Defesa do homem do campo, marca primeiro ano do mandato do deputado Zezinho Sobral
dezembro 17 14:34 2019 Imprimir Conteúdo

Lei das Queijarias, do Licenciamento Ambiental, fortalecimento e carcinicultura, ICMS do Milho e diálogo com associações foram algumas das ações defendidas pelo parlamentar no âmbito da agricultura

“O foco do nosso mandato é fazer com que os sergipanos, de todos os 75 municípios, tenham orgulho do voto válido. Transparência, ética, diálogo e o cuidado com as pessoas são princípios que honro e preservo”. É com esse pensamento que o deputado estadual Zezinho Sobral (Pode) sintetiza todas as ações realizadas em 2019, primeiro ano na Assembleia Legislativa de Sergipe. Dono de um estilo prático e colaborativo, com foco na coletividade, no respeito aos pares, Zezinho Sobral mostrou – o que já estava comprovado em anos de experiência em gestão pública – que o diálogo, principalmente com as comunidades, faz a diferença na concepção de projetos para atender aos anseios do povo sergipano. Sua desenvoltura e história os levaram a, logo no início do mandato, ao posto de líder da bancada governista e, consequentemente, presidente da Comissão de Constituição e Justiça (CCJ).

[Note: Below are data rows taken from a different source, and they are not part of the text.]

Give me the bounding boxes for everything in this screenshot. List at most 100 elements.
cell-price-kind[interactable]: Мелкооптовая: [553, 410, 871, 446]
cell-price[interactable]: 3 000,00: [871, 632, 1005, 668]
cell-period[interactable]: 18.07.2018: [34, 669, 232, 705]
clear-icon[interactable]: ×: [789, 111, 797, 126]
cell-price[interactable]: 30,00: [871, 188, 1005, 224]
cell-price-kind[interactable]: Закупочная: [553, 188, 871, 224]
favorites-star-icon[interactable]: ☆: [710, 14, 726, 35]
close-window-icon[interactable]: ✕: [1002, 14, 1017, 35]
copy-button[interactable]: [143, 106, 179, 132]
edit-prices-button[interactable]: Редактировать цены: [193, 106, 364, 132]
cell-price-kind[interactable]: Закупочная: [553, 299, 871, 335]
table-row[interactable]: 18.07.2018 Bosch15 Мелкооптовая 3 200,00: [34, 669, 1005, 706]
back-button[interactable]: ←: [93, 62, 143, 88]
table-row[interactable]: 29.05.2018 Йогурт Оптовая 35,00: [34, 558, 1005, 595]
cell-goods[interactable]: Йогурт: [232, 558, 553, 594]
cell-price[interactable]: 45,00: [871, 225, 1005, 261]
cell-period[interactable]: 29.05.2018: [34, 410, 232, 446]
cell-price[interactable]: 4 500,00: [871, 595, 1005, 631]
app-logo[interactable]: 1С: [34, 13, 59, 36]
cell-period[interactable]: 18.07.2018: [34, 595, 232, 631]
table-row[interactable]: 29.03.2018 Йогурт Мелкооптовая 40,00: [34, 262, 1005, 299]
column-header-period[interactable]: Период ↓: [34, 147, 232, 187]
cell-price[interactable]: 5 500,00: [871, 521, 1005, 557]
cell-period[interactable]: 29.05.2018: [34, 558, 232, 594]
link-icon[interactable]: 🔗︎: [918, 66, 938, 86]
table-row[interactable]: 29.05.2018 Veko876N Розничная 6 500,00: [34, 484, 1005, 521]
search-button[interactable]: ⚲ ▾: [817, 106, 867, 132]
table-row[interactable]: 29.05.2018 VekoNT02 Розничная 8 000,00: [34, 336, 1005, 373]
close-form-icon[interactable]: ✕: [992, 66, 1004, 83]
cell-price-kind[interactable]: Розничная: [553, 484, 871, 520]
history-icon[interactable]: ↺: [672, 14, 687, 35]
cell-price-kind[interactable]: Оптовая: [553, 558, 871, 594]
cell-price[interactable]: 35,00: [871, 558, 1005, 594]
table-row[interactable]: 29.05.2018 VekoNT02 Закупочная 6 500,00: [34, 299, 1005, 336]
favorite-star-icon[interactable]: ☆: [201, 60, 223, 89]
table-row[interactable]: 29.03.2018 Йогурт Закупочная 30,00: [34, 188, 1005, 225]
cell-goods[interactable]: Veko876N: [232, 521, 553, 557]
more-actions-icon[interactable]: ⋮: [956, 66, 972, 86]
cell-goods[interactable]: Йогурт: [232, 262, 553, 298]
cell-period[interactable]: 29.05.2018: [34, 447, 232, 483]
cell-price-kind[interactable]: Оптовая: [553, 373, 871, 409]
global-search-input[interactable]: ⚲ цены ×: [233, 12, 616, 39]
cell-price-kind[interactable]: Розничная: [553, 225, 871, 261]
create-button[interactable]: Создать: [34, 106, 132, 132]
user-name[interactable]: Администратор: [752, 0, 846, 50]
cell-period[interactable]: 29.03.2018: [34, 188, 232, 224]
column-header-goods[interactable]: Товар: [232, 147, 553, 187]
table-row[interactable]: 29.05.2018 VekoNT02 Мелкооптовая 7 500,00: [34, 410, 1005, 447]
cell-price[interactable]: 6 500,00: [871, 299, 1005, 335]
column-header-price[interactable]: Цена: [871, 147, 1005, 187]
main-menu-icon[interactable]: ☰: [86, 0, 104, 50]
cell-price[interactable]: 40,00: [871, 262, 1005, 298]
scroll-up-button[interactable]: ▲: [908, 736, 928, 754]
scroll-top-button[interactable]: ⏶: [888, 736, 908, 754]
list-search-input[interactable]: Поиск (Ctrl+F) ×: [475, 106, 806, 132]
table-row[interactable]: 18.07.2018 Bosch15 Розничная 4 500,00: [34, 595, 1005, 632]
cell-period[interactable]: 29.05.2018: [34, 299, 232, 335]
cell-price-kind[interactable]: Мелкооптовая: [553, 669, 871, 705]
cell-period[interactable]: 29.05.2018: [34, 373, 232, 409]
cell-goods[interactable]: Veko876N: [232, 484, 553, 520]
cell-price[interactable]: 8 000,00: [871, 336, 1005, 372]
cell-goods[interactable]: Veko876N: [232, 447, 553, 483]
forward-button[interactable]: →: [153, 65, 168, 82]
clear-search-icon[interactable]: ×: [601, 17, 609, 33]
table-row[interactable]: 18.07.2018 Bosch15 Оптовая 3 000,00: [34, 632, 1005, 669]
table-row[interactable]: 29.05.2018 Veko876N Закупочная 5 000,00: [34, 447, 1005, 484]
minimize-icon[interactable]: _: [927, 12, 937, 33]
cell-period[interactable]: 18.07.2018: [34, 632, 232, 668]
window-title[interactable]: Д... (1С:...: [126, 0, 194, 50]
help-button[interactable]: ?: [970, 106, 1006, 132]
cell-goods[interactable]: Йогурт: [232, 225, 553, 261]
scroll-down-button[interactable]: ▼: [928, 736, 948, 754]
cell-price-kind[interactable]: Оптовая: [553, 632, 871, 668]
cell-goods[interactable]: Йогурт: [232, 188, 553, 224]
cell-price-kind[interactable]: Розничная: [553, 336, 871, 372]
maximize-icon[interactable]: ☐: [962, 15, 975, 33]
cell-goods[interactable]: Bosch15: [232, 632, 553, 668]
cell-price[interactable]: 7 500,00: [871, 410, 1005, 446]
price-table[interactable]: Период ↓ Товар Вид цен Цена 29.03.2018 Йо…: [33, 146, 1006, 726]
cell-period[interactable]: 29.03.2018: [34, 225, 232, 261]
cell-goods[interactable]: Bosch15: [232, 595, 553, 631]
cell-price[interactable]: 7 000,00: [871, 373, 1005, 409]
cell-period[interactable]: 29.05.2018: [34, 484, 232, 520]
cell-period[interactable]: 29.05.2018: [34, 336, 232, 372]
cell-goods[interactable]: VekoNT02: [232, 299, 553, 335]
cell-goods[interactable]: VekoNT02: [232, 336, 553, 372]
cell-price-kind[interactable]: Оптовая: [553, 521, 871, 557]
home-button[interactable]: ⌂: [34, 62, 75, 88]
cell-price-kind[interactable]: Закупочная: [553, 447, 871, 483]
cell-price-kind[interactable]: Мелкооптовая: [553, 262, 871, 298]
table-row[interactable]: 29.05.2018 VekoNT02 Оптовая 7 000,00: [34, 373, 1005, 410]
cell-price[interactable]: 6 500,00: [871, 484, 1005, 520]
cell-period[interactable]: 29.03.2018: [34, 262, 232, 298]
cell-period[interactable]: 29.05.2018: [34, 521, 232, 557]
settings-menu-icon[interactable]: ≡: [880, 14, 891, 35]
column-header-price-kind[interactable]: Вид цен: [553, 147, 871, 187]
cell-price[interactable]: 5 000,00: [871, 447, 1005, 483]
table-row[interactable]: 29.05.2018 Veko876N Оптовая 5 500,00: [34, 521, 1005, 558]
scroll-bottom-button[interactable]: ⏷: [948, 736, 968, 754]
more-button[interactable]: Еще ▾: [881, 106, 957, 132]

Zezinho Sobral considera a transparência, a eficiência no debate e a articulação como essenciais para desempenhar um bom trabalho, especialmente em respeito àqueles que buscaram em nosso mandato a representatividade na Casa Parlamentar. “Foi um ano intenso, onde aprendi muito e não medi esforços para que o sergipano fizesse parte do processo. Afinal, o mandato não pertence a mim: é de todos aqueles que me elegeram”, avalia Zezinho Sobral, reforçando a importância da Assembleia Legislativa na fiscalização das ações do Executivo, na elaboração e criação de leis e, principalmente, no olhar diferenciado para quem mais precisa.

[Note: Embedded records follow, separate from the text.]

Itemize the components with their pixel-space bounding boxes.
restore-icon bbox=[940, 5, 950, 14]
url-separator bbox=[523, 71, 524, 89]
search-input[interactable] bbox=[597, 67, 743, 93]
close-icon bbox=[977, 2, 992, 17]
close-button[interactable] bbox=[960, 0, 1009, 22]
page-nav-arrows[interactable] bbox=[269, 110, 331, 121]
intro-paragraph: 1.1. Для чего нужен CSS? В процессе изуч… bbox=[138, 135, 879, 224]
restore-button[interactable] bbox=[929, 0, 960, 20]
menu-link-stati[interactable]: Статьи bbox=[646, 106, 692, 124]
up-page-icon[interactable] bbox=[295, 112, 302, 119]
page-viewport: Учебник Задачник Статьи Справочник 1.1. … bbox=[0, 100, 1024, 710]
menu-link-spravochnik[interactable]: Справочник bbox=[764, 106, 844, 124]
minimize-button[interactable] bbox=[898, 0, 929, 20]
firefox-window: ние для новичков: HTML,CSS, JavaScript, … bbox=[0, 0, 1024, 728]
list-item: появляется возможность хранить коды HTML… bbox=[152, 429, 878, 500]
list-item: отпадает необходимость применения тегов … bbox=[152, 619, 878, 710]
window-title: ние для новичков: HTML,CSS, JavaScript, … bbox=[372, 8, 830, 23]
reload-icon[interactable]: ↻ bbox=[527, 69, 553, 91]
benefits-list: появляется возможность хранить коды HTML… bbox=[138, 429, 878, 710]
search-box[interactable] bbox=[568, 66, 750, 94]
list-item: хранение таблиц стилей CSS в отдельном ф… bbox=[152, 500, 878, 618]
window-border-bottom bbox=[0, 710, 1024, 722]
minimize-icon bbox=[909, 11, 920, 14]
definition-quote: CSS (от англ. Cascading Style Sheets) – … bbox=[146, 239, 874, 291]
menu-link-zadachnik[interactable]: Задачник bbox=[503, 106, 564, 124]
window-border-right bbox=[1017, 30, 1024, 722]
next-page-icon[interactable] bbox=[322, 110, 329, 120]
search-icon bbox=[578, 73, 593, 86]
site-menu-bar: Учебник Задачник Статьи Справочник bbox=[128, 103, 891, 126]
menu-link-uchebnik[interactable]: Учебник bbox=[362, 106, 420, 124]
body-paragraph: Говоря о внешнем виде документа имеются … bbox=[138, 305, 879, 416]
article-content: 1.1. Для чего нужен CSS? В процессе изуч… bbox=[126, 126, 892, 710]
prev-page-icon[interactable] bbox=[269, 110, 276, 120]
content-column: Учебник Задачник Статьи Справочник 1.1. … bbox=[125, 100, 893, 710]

“A Alese é a caixa de ressonância de Sergipe, é a porta aberta para todas as culturas, necessidades e prioridades da população. É a essência da democracia e o instrumento de equidade. O mandato age na formulação e execução de políticas públicas. Não há ‘recesso’, não há fim de semana. É essencial dialogar com entidades, cooperativas e associações para ouvir suas demandas, intermediá-las junto ao poder público e encontrar soluções. Mantenho minha postura de diálogo, atitude e ação, prezando pela eficiência e pelo respeito aos pares, à ética e aos sergipanos”, complementa o sergipano de Laranjeiras.

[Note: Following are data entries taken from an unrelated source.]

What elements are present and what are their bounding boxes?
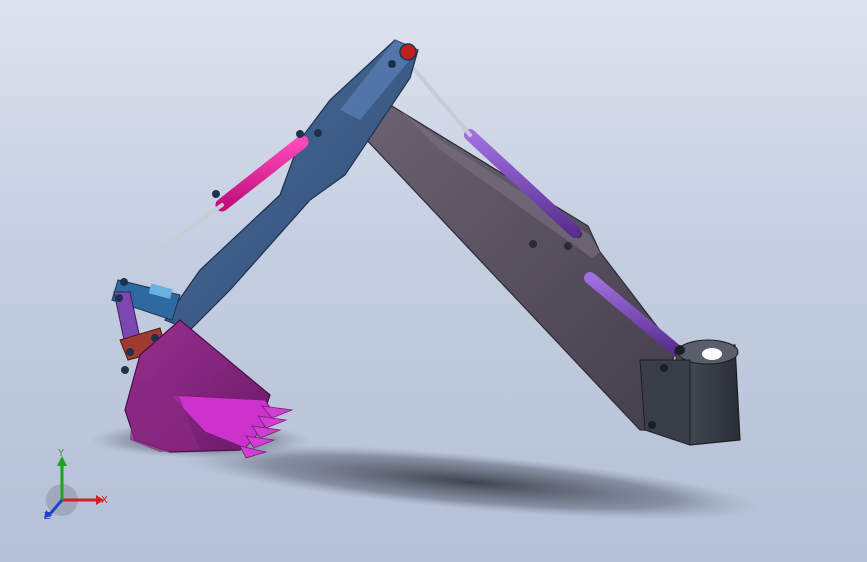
- boom-arm[interactable]: [164, 39, 419, 331]
- model-canvas[interactable]: X Y Z: [0, 0, 867, 562]
- triad-z-label: Z: [44, 511, 51, 522]
- triad-y-label: Y: [57, 448, 65, 459]
- coordinate-triad: X Y Z: [44, 448, 108, 522]
- stick-arm[interactable]: [359, 105, 676, 431]
- triad-x-label: X: [101, 495, 108, 506]
- graphics-viewport[interactable]: X Y Z: [0, 0, 867, 562]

Durante 2019, bandeiras como a da agricultura, saúde, mobilidade, empregabilidade e do desenvolvimento econômico foram defendidas por Zezinho Sobral e amplamente discutidas por ele na Tribuna, em suas redes sociais e na imprensa. O compromisso com o homem do campo, com a agricultura familiar e com o desenvolvimento do setor foi enfatizado pelo deputado em todo o período.

Citricultura

Em parceria com a Comissão Estadual da Citricultura, Sobral promoveu na Alese a Audiência Pública sobre a revitalização da Citricultura de Sergipe, com a entrega de uma Carta Aberta sinalizando problemas e estratégias de avanços. “Foi um debate necessário para dar visibilidade às novas propostas e sensibilizar os representantes federais para que destinem emendas à citricultura e a fruticultura sergipanas, criando, assim, um ciclo virtuoso de produção e economia. É preciso que possamos fortalecer as ações para retomada da ascensão desse segmento, dos empreendimentos e dos pequenos produtores”, recordou.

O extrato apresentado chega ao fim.